Continued growth in total imports reflects ongoing consumer interests in more varied diets, stable demand and less fluctuation in market prices because most of these products are intermediate and consumer-oriented products. Coffee imports will be up slightly to $4.5 billion, while cocoa and chocolate will be up $0.5 billion to $3.5 billion. Horticultural product imports will be up $0.5 billion to $35.3 billion. Oilseeds and product imports are projected to be up $1.2 billion to $7.8 billion as food processors continue to use more palm oil and canola oil. Livestock, dairy and poultry product imports will be down $0.9 billion to $11.3 billion. Overall import prices are expected to decline with an increase in volume of imports.
Canada and Mexico are expected to remain the two largest markets for U.S. agricultural products at $15.8 billion, down 2.8 percent, and $14.8 billion, down 5.1 percent, respectively, with Mexico showing a larger decline because more of their imports from the U.S. are bulk commodities. Japan is the next largest market at $10.5 billion, down 19.8 percent due to lower bulk commodity prices with only small changes in volumes. China is the next largest market at $9.5 billion, down 15.2 percent, while the EU is expected to be a $9.1 billion market, down 15.0 percent. The next tier of middle income developing country markets wing larger percentage declines with South Korea at $4.0 billion, down 28.6 percent, Southeast Asia at $4.9 billion, down 31.0 percent, the Middle East at $4.8 billion, down 30.4 percent, South America at $3.5 billion, down 35.2 percent ,and North Africa at $2.2 billion, down 42.1 percent.
USDA’s analysis of export prospects includes the warning that conditions could get worse. The current projections assume that the U.S. economy shrinks by 2.2 to 2.8 percent in 2009, with the EU declining by a similar amount. If they decline more, this could have a ripple effect on developing countries’ economies and in the demand for agricultural products as lower incomes for workers will result in less demand for U.S. agricultural products. Those impacts would be felt in the summer of 2009 with a slow end to FY 2009 exports and a weak beginning for FY 2010.
While the current declines in exports are a problem, they are the normal adjustments to super heated demand that evaporates after a monetary policy bubble. Raw commodities usually have the largest increases in prices and suffer the largest declines. As noted earlier with the good wheat crops in 2008 and poor growing weather in South America in recent months, world markets still respond to supply and demand conditions. While world carryover supplies for grains and oils seeds are up, they are not large in a historical context. Of course, favorable weather in the coming months for the northern hemisphere crops and continued sluggish demand could further add to carryover supplies.

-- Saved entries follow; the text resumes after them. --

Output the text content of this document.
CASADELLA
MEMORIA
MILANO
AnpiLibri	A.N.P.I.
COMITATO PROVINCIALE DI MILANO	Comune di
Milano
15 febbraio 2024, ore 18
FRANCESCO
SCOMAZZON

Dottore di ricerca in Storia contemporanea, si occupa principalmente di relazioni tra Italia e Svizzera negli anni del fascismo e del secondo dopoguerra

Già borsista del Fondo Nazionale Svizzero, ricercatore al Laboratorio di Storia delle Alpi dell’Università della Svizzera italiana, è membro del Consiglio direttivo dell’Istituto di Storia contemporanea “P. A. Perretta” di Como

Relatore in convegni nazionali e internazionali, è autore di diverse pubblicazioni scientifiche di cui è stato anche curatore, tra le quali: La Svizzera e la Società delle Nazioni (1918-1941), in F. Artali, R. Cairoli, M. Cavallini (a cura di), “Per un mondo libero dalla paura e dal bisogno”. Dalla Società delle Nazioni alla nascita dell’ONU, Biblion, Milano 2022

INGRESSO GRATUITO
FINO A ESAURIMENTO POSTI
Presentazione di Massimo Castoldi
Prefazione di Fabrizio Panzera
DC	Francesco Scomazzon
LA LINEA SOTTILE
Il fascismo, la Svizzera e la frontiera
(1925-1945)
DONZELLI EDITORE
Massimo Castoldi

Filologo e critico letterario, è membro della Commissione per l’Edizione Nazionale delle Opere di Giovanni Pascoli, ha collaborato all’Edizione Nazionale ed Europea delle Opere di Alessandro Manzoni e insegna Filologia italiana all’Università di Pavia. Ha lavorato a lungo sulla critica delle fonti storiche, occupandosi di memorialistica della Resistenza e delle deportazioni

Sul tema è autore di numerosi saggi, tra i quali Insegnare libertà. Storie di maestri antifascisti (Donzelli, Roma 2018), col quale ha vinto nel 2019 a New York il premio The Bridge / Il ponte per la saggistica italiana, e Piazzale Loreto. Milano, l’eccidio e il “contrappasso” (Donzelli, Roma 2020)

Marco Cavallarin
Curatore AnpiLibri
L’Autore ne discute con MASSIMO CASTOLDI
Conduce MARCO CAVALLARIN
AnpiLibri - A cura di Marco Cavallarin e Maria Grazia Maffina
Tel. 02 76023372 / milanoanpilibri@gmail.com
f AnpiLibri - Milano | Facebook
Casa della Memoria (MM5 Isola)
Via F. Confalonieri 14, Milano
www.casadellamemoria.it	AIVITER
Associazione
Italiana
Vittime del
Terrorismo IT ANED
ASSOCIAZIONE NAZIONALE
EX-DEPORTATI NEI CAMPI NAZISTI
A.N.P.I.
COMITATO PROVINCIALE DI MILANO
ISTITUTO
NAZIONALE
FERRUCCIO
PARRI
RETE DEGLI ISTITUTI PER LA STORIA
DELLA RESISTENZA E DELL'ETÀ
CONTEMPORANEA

From FY 2004 to FY 2008, U.S. agricultural exports increased from $62.4 billion to $115.4 billion, an 84.9 percent increase, imports increased from $52.7 billion to $79.3 billion, a 50.0 percent increase, and the agricultural trade balance increased from $9.8 billion to $36.1 billion, a 268.4 percent increase. A pullback in the value of exports and the trade balance was inevitable. A similar pullback occurred in 1997-99. The current shift was more sudden than expected, but after the previous pullback a new uptrend began. That should be repeated again this time.